東混での成果(続)
その分離唱のつぎに、三声唱というのがある。これは、それぞれの組をさらに三分してCをうたう組、Eを、Gを、というふうに分けておいて、再び、ピアノの和音により、それぞれが、分担の音をそれにとけこませれはよい。ピアノの振動を止める。すると、残された人声は、CEGの長三和音の純正なひびきを美しく残す。
もちろん、CFA、HDGも、同様な方法で行なう。東混ではカデンツとして、CEG→CFA→HDG→CEGというように行なっているそうだ。
他の調に行くときは、そのトニックから、同様にはじめればよい。
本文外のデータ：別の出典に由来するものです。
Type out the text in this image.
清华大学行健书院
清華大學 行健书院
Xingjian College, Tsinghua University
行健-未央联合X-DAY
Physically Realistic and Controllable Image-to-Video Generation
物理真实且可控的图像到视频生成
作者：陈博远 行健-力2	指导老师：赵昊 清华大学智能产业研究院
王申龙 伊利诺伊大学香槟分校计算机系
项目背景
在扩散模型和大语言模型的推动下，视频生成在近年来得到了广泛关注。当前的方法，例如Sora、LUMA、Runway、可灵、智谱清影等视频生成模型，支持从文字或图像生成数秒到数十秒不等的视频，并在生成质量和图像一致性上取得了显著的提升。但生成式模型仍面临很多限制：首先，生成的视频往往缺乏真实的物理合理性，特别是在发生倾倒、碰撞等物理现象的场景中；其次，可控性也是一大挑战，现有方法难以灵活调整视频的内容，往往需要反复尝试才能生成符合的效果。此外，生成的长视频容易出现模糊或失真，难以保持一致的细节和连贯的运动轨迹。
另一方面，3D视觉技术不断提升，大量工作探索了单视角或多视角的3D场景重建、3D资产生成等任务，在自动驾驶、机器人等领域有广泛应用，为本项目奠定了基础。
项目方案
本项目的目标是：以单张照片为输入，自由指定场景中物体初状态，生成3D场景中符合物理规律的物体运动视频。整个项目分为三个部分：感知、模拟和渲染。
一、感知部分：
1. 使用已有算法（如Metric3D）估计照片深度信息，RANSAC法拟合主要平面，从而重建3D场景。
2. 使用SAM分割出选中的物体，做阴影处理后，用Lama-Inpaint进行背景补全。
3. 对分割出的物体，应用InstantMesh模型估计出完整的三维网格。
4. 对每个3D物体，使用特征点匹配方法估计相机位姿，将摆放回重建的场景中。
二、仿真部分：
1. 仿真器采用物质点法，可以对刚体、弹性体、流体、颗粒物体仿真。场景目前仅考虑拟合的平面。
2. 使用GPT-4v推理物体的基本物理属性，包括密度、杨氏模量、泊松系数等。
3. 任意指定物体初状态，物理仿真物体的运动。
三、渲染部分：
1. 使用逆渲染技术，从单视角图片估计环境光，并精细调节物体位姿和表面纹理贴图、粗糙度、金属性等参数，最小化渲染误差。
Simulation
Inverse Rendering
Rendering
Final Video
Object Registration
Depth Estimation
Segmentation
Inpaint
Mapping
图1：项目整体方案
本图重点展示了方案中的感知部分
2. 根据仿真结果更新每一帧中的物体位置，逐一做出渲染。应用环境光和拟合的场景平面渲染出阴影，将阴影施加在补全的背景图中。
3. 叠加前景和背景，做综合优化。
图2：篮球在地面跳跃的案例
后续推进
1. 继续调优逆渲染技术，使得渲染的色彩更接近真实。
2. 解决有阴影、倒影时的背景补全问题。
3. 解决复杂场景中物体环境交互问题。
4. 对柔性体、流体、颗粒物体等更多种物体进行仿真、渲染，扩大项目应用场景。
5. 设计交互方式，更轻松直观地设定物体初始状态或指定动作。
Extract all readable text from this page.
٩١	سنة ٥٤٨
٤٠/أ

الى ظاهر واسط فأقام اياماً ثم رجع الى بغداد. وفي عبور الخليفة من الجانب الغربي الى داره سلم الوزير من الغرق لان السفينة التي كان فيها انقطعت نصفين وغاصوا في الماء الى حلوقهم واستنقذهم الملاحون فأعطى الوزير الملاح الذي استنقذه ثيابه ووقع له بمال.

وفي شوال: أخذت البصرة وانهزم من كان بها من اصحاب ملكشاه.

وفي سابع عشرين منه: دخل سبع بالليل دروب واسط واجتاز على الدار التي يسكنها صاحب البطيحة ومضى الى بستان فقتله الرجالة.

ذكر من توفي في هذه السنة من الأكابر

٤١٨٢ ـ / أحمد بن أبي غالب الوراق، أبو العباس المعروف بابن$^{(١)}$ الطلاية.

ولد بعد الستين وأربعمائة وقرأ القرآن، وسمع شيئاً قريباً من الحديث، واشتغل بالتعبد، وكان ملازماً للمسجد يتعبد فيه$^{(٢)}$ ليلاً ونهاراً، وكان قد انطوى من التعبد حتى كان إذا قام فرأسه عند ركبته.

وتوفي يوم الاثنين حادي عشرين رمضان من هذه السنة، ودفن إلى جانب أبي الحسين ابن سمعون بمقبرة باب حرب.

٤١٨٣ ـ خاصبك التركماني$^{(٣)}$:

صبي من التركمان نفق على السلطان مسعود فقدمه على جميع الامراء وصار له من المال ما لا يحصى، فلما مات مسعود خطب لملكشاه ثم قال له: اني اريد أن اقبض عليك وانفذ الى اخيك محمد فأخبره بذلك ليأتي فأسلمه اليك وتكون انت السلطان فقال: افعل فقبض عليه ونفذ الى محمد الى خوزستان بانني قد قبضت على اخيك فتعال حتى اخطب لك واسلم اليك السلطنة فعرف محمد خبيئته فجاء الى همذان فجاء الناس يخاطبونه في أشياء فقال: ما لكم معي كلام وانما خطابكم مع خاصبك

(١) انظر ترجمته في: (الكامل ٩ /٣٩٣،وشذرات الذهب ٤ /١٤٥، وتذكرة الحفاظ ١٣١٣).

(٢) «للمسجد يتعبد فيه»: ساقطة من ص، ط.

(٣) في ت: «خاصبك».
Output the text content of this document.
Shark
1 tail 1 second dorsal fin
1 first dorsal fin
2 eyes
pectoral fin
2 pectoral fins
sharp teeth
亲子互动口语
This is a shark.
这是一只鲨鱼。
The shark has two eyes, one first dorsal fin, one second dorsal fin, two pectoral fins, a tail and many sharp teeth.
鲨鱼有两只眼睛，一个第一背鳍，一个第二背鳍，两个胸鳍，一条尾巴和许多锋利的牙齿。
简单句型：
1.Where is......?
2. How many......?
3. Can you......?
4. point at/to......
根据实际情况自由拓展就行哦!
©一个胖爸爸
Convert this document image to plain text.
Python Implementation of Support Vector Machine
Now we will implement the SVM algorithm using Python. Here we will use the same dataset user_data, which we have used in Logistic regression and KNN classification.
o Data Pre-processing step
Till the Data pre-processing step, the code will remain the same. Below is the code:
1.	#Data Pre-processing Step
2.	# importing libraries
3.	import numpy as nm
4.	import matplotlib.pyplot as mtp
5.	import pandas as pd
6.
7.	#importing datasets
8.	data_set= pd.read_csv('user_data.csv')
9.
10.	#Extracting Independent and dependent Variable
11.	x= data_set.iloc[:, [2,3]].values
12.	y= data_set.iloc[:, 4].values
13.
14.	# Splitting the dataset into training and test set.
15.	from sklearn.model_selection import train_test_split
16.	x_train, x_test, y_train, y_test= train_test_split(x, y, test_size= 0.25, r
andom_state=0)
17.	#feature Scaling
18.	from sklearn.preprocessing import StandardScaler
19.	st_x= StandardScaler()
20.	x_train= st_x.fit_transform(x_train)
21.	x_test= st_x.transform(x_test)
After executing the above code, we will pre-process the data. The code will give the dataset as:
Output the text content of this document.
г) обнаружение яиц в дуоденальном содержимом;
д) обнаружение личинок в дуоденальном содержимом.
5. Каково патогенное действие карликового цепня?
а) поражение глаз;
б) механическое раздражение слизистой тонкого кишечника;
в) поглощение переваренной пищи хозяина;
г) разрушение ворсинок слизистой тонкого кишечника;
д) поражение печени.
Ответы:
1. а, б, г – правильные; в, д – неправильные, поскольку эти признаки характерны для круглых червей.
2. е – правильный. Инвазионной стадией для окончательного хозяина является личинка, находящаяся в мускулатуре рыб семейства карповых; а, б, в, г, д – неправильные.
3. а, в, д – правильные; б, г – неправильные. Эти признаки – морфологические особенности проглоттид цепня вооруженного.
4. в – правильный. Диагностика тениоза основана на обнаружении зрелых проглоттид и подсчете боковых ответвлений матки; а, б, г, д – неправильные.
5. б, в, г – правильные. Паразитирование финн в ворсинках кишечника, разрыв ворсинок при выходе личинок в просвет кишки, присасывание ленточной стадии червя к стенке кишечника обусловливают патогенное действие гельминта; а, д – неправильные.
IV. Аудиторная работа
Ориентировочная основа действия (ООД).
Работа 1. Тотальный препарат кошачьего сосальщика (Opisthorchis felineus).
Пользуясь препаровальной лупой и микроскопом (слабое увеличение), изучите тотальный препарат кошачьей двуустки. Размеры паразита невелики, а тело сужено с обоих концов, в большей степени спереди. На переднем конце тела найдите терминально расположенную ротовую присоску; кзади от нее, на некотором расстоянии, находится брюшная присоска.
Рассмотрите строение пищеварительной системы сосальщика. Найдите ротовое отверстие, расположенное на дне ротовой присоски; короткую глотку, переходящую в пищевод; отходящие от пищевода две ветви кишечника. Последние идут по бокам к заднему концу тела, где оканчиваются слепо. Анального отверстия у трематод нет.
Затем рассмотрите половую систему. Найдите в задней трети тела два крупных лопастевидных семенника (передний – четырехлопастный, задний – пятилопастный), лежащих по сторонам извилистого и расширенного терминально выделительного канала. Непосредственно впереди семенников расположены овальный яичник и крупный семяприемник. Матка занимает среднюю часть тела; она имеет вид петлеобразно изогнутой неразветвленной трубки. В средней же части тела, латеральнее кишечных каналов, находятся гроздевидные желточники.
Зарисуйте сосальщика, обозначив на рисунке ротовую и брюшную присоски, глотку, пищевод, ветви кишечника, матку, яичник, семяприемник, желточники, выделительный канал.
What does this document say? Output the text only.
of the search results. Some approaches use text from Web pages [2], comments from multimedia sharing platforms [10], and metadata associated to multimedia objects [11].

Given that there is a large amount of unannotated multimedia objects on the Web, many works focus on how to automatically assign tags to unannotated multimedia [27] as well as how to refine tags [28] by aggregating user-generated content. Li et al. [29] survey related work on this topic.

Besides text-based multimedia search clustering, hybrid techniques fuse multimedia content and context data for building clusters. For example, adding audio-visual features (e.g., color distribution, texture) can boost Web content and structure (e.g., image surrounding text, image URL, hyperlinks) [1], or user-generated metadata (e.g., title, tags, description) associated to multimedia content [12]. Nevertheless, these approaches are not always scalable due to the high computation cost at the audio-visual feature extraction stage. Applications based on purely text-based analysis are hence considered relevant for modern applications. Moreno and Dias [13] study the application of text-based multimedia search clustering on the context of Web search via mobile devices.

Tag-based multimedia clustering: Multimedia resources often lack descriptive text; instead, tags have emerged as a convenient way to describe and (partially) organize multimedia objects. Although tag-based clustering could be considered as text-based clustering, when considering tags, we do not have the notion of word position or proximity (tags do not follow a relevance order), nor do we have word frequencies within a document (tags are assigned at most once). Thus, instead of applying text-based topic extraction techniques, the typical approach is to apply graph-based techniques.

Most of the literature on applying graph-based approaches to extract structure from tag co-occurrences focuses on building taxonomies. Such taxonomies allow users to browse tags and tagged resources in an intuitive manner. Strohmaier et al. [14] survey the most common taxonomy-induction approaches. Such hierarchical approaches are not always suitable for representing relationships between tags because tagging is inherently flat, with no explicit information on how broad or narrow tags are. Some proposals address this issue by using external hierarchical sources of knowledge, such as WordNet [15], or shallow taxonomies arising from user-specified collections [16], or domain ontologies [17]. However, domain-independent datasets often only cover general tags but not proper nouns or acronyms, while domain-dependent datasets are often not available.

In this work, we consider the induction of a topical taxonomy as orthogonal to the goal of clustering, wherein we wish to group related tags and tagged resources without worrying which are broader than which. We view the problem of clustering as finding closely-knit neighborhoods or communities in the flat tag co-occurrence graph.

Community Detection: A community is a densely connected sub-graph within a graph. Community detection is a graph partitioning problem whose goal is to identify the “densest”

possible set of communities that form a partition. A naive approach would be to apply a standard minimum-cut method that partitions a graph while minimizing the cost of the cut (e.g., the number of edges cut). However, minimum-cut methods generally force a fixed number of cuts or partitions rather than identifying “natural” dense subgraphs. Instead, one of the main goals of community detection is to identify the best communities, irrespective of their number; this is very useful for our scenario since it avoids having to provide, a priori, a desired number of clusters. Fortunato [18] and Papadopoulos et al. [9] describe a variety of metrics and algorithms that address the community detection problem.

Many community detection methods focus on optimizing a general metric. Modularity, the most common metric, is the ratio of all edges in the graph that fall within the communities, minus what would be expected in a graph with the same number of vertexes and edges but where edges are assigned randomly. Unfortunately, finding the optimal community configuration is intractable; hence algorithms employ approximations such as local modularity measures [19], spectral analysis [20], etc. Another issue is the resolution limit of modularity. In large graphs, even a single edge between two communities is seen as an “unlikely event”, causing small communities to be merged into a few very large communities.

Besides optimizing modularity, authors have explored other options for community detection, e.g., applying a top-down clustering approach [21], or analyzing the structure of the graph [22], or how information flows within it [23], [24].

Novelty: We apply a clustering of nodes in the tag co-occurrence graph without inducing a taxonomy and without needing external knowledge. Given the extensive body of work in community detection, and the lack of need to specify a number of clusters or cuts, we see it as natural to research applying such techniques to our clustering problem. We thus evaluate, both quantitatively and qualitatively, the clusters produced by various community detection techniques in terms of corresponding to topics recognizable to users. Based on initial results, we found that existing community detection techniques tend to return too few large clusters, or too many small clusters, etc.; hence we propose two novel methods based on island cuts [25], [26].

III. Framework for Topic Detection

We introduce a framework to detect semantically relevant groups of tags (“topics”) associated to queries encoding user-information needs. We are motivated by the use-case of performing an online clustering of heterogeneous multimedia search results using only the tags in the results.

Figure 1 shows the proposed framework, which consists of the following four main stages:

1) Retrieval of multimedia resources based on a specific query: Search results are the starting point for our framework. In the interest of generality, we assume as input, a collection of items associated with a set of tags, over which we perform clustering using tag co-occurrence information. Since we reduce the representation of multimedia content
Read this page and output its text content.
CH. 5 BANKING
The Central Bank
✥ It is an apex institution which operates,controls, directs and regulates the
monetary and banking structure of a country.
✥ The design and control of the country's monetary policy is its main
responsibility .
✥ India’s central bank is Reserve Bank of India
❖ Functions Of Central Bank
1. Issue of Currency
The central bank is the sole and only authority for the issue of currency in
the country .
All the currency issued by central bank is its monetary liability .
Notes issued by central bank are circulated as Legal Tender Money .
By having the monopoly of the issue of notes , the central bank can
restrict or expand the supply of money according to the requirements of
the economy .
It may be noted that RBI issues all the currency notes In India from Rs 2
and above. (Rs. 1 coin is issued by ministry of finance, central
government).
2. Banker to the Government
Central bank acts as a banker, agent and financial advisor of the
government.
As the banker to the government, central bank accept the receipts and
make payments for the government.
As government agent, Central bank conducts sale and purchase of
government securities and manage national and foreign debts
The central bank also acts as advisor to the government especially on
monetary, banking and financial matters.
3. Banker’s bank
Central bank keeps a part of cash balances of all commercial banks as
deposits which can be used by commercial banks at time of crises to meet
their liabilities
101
それも、下属調(FAC、でなく、C調と関連させるためにCFAからはじめるらしい)から属調(GHD。これも同様に、C調の関係調として、HDGの転回形をトニックにするそうだ)
分離唱も、EGCとか、GCEとかの転回形でも行なう。三声唱の発音は、アー、とか、ヤーなどでやると効果的だそうだ。また、声部を入れかえてやってもみるという。たとえは、ベースをテナーと入れかえてみる。すると音の和声的な配置が自覚できることにもなる。
最後に、コラールブックから、簡単なコラールの練習。原語だったり、母音だったりでうたい、音量のバランスや音色から、全体の流れやひびきを実感させるのだそうだ。
以上の練習は、毎週一回だけ行なっている。佐々木氏の門を再びたたいた増田さんには、東混をさらに一層美しくしようとする情熱もうかがえるのだ。
佐々木氏も話していたが、この方法は、なまじか譜の読める人のほうが時間がかかるそうだ。階名唱のパート練習や、コールユプンゲンも、ハーモニーを作るには適したやり方でないとは、増田さんも話していた。
ついでながら、三年まえ結婚した増田邦明さんの奥様も、東混のソプラノで、夫婦むつまじく歩きまわっているときいた。増田さん夫婦にとって、合唱のなかに生活がある、といった毎日であるらしい。